National funds had outflows of $909.473 million after $975.591 million of outflows the previous week while high-yield muni funds reported $282.504 million of outflows after $775.854 million of outflows the week prior.
Secondary trading
New York City TFA 5s of 2026 at 1.36%. Minnesota 5s of 2027 at 1.37%. Florida PECO 5s of 2027 at 1.40%. Florida PECO 5s of 2028 at 1.48% versus 1.55%-1.54% Tuesday.
Fairfax 4s of 2030 at 1.60%. California 5s of 2030 at 1.61%-1.60%. California 5s of 2031 at 1.70% versus 1.79%-1.77% Friday.
Washington 5s of 2032 at 1.66%-1.65% versus 1.82%-1.81% a week ago. New York City waters 5s of 2032 at 1.67%. Connecticut 5s of 2034 at 1.85%-1.82%. Ohio 5s of 2039 at 1.83% versus 2.03% on 2/16.
Los Angeles DWP 5s of 2046 at 2.19%-2.15% versus 2.22% Wednesday and 2.34%-2.31% on 2/16.
Triborough Bridge & Tunnel MTA 5s of 2051 at 2.30% versus 2.45%-2.44% Friday. Tribe MTAs 5s of 2057 at 2.45%.
AAA scales
Refinitiv MMD’s scale was bumped six to eight basis points at the 3 p.m. read: the one-year at 0.78% (-6) and 1.05% (-6) in two years. The five-year at 1.33% (-8), the 10-year at 1.57% (-8) and the 30-year at 1.94% (-8).
The ICE municipal yield curve was bumped up to seven basis points: 0.80% (-5) in 2023 and 1.09% (-5) in 2024. The five-year at 1.32% (-6), the 10-year was at 1.62% (-6) and the 30-year yield was at 1.99 (-7) in a 3 p.m. read.
The IHS Markit municipal curve was also bumped: 0.78% (-7) in 2023 and 1.05% (-7) in 2024. The five-year at 1.32% (-10), the 10-year at 1.55% (-10) and the 30-year at 1.94% (-10) at a 3 p.m. read.

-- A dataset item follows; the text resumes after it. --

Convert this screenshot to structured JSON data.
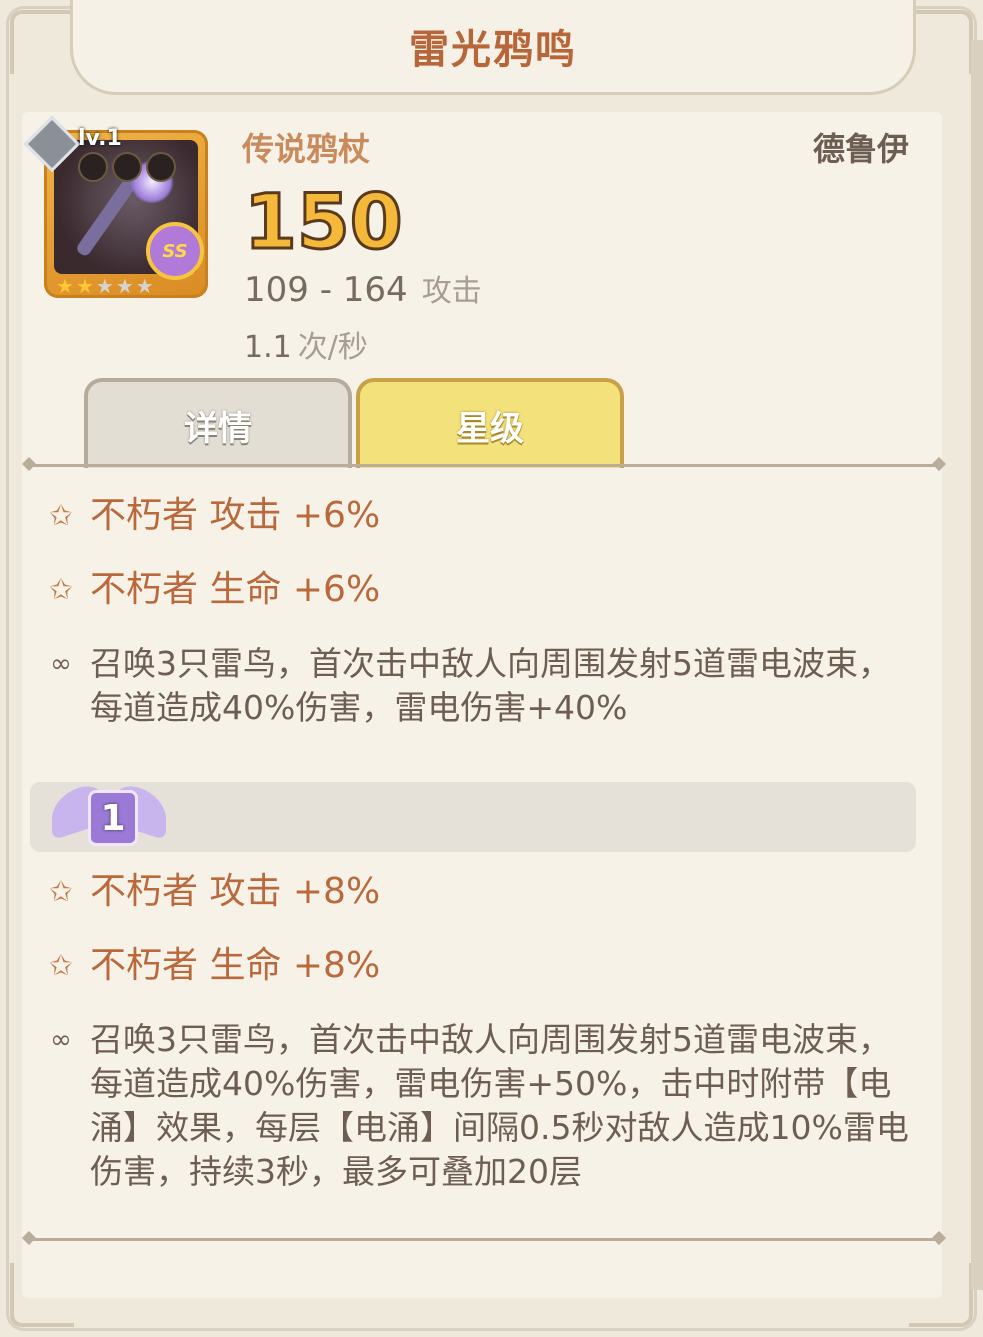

Bloomberg BVAL was bumped five to eight basis points: 0.80% (-5) in 2023 and 1.03% (-5) in 2024. The five-year at 1.34% (-7), the 10-year at 1.58% (-7) and the 30-year at 1.95% (-7) at a 4 p.m. read.
Treasuries were stronger while equities ended mixed.
The two-year UST was yielding 1.568% (-4), the five-year was yielding 1.858% (-4), the 10-year yielding 1.966% (-2), and the 30-year Treasury was yielding 2.286% (-1) at the close. The Dow Jones Industrial Average gained 92 points or 0.28%, the S&P was up 1.23% while the Nasdaq gained 3.07% at the close.
Lynne Funk contributed to this report.